製膜原液の組成、製膜条件、得られた水溶性フィルムのXPS分析結果および評価結果を表1にまとめた。なお第1乾燥ロールに接触した面を表面1、反対側の面を表面2と称した。
【0077】
<実施例2>
PVAを、ポリ酢酸ビニルをけん化することにより得られたマレイン酸メチル(MA)変性PVA(けん化度99モル%、重合度1700、MA変性度5モル%)に変更した以外は実施例1と同様にして、水溶性フィルムを得た。この水溶性フィルムのXPS分析結果、完溶時間(冷水溶解性)、および耐酸化劣化性評価の結果を表1に示す。
【0078】
<実施例3、4>
実施例2で得たフィルムの一部を巻き出して、コロナ処理装置にてその両面を、250W・分/m2(実施例3)および350W・分/m2(実施例4)の条件で処理した後に巻き取った。この水溶性フィルムのXPS分析、完溶時間(冷水溶解性)、および耐酸化劣化性評価の結果を表1に示す。
【0079】
<実施例5>
界面活性剤の量を、0.2質量部とした以外は実施例1と同様にして、水溶性フィルムを得た。この水溶性フィルムのXPS分析、完溶時間(冷水溶解性)、および耐酸化劣化性評価の結果を表1に示す。
【0080】
<比較例1>
実施例1で得たフィルムの一部を巻き出して、コロナ処理装置にてその両面を、410W・分/m2の条件で処理した後に巻き取った。この水溶性フィルムのXPS分析、完溶時間(冷水溶解性)、および耐酸化劣化性評価の結果を表1に示す。
【0081】
<比較例2>
界面活性剤を、ポリオキシエチレンドデシルエーテル(ポリオキシエチレンの縮合度が4を中心とした1から10の範囲)に変更した以外は実施例1と同様にして、水溶性フィルムを得た。この水溶性フィルムのXPS分析、完溶時間(冷水溶解性)、および耐酸化劣化性評価の結果を表1に示す。
【0082】
<比較例3>
PVAを、ポリ酢酸ビニルをけん化することにより得られたPVA(けん化度99モル%、重合度1700)に変更した以外は実施例1と同様にして、水溶性フィルムを得た。この水溶性フィルムのXPS分析、完溶時間(冷水溶解性)、および耐酸化劣化性評価の結果を表1に示す。
【0083】
<比較例4>
第1乾燥ロールの表面温度を115℃に、第1乾燥ロール非接触面の全体に吹き付ける熱風に含まれる水分量を0.5g/m3に、さらに第2乾燥ロールおよびその後続の乾燥ロールの表面温度を115℃に変更した以外は実施例1と同様にして、水溶性フィルムを得た。

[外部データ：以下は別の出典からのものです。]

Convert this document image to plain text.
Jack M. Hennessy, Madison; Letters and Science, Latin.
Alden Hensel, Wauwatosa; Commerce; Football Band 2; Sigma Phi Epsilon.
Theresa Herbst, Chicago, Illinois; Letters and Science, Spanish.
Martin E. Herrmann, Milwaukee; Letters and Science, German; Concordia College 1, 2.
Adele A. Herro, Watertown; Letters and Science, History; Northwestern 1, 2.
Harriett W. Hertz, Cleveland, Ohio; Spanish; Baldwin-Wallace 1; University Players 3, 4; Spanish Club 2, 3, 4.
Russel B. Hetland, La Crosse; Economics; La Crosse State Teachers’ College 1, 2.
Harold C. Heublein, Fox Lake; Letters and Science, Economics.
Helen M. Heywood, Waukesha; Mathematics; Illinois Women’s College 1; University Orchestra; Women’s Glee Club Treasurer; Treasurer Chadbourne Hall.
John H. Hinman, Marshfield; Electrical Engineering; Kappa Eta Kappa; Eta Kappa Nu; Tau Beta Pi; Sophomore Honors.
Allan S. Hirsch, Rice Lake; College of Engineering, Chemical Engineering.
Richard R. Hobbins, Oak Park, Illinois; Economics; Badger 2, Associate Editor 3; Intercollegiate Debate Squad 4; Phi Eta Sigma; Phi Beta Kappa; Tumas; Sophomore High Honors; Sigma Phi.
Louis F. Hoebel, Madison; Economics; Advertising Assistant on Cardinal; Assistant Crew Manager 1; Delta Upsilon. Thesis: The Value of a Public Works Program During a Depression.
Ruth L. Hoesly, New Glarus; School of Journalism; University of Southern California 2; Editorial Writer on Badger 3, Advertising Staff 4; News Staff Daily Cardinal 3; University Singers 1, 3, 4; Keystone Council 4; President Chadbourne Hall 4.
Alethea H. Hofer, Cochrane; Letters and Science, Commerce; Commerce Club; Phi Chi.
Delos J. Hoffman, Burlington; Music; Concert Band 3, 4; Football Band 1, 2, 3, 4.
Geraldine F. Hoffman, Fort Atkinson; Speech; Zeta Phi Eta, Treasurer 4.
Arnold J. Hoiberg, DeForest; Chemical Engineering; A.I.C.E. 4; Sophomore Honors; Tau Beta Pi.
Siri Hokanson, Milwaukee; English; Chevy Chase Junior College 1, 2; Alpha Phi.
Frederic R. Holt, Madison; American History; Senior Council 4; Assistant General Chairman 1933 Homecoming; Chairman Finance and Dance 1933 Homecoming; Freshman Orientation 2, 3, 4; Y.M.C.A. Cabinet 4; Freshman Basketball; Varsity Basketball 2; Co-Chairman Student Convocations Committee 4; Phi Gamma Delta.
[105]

この水溶性フィルムのXPS分析、完溶時間(冷水溶解性)、および耐酸化劣化性評価の結果を表1に示す。
【0084】
【0085】
上記の結果から、本発明の水溶性フィルムは、冷水溶解性と耐酸化劣化性のバランスに優れていることがわかる。したがって本発明の水溶性フィルムは、各種水溶性フィルムの用途、例えば、薬剤包装用フィルム、液圧転写用ベースフィルム、刺繍用基材フィルム、人工大理石成形用離型フィルム、種子包装用フィルム、汚物収容袋用フィルムなどに好適に使用できる。これらの中でも、本発明の水溶性フィルムは薬剤包装用フィルムとしてより好適に使用され、中でも、農薬、洗剤(漂白剤を含む)など酸化性のある薬剤包装用フィルムとして使用される。